1995年には世界で最初のインターネット専業銀行がアメリカで創立され、日本でも都市銀行などがインターネットバンキングを始めました。また大手銀行が合併を繰り返して、三菱東京UFJ銀行などいわゆる「メガバンク」と言われる、巨額の預金残高をもつ銀行が誕生することになります。こうしてコンピュータやインターネットの普及に伴い、銀行も今までにない商品やサービスを考え、対応することが必須になってきたのです。

そんな背景の中で2000年9月、旧さくら銀行・旧住友銀行・富士通・日本生命・東京電力・三井物産・NTTドコモ・NTT東日本という日本の大企業各社が出資して、日本で初めてのインターネット専業銀行「ジャパンネット銀行」が設立されました。1999年に旧さくら銀行と富士通によって、インターネット銀行設立構想の発表がされた時には、社会的にもかなり大きな反響を呼び、話題になりました。

しかし、銀行名はついていてもバーチャルな銀行で実際の店舗を持たず、パソコンの画面でインターネット上で決済を行うという新しいスタイルの銀行は、初めのうちはなかなか一般の人にはなじめなかったようです。特に、「インターネット上の実体のない銀行」というものに対しては、「預金通帳もなく、直接的なやりとりができないので信用できない」、「セキュリティが心配」、という不安が大きかったのです。

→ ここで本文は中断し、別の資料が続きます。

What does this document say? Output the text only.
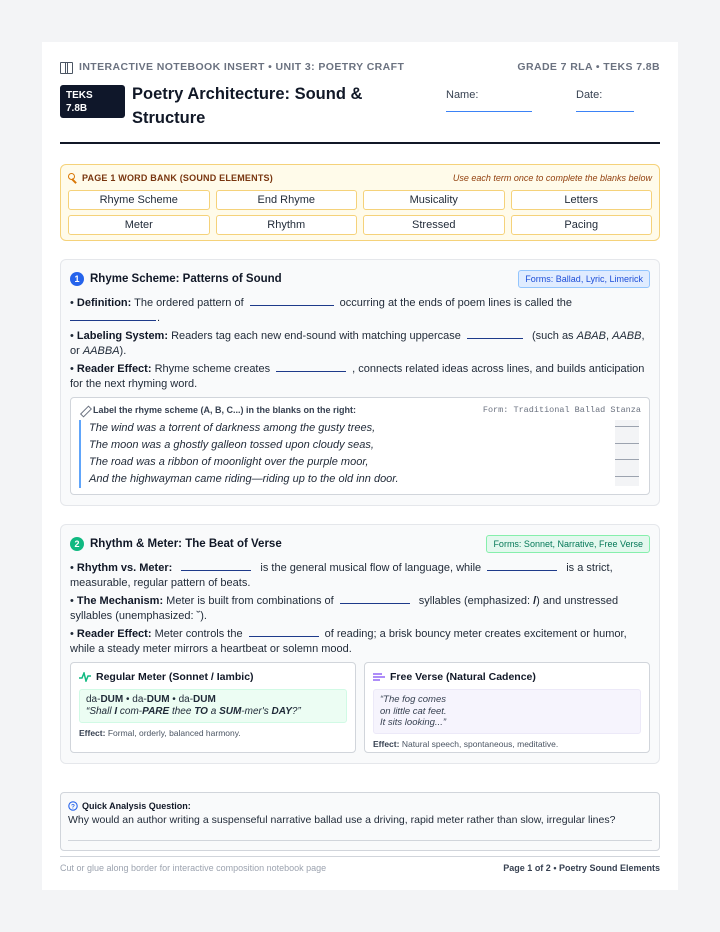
INTERACTIVE NOTEBOOK INSERT • UNIT 3: POETRY CRAFT	GRADE 7 RLA • TEKS 7.8B
TEKS
7.8B
Poetry Architecture: Sound & Structure
Name:	Date:
PAGE 1 WORD BANK (SOUND ELEMENTS)	Use each term once to complete the blanks below
Rhyme Scheme	End Rhyme	Musicality	Letters
Meter	Rhythm	Stressed	Pacing
1 Rhyme Scheme: Patterns of Sound	Forms: Ballad, Lyric, Limerick

• Definition: The ordered pattern of	occurring at the ends of poem lines is called the .

• Labeling System: Readers tag each new end-sound with matching uppercase	(such as ABAB, AABB, or AABBA).

• Reader Effect: Rhyme scheme creates	, connects related ideas across lines, and builds anticipation for the next rhyming word.

Label the rhyme scheme (A, B, C...) in the blanks on the right:	Form: Traditional Ballad Stanza
The wind was a torrent of darkness among the gusty trees,
The moon was a ghostly galleon tossed upon cloudy seas,
The road was a ribbon of moonlight over the purple moor,
And the highwayman came riding—riding up to the old inn door.
2 Rhythm & Meter: The Beat of Verse	Forms: Sonnet, Narrative, Free Verse

• Rhythm vs. Meter:	is the general musical flow of language, while	is a strict, measurable, regular pattern of beats.

• The Mechanism: Meter is built from combinations of	syllables (emphasized: /) and unstressed syllables (unemphasized: ˘).

• Reader Effect: Meter controls the	of reading; a brisk bouncy meter creates excitement or humor, while a steady meter mirrors a heartbeat or solemn mood.

Regular Meter (Sonnet / Iambic)
da-DUM • da-DUM • da-DUM
“Shall I com-PARE thee TO a SUM-mer's DAY?”
Effect: Formal, orderly, balanced harmony.
Free Verse (Natural Cadence)
“The fog comes
on little cat feet.
It sits looking...”
Effect: Natural speech, spontaneous, meditative.
? Quick Analysis Question:
Why would an author writing a suspenseful narrative ballad use a driving, rapid meter rather than slow, irregular lines?
Cut or glue along border for interactive composition notebook page	Page 1 of 2 • Poetry Sound Elements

しかし、現在ではメガバンクの一つである三井住友銀行と、インターネットにアクセスする時の入り口となる巨大なWEBサイトを運営するヤフー株式会社がジャパンネット銀行の主な株主であり、格付けの評価も高く、企業としての信用性には全く問題のない銀行だと言えます。またセキュリティに関しても、ジャパンネット銀行のセキュリティは日本の銀行の中でも最高クラスといわれており、その業績を見ても、ネット銀行の中でも最も安心な銀行と言えるかもしれません。そうしてジャパンネット銀行設立後には、ソニー銀行や楽天銀行、住信SBIネット銀行など次々とネット専業銀行が設立されました。

現在では、ネット銀行は店舗や人件費にコストをかけない分、金利が高く今までの銀行にはないサービスを提供する銀行として、すっかり定着したと言えるでしょう。ネット銀行の間でも競争が激しくなり、主な収入源を預金額や貸付額などではなく、コンビニなどのATMの設置使用料や利用使用料に置くセブン銀行や、100%証券会社の出資で設立されて証券会社との提携で高いサービスを提供する大和ネクスト銀行など、今までにないさらに新しい形態のネット銀行も出現しています。その中でジャパンネット銀行は取り扱う商品も預金から外貨預金、投資信託、公営競技まで幅広く、そのひとつひとつに丁寧なサービスを提供している銀行として、評価は高いです。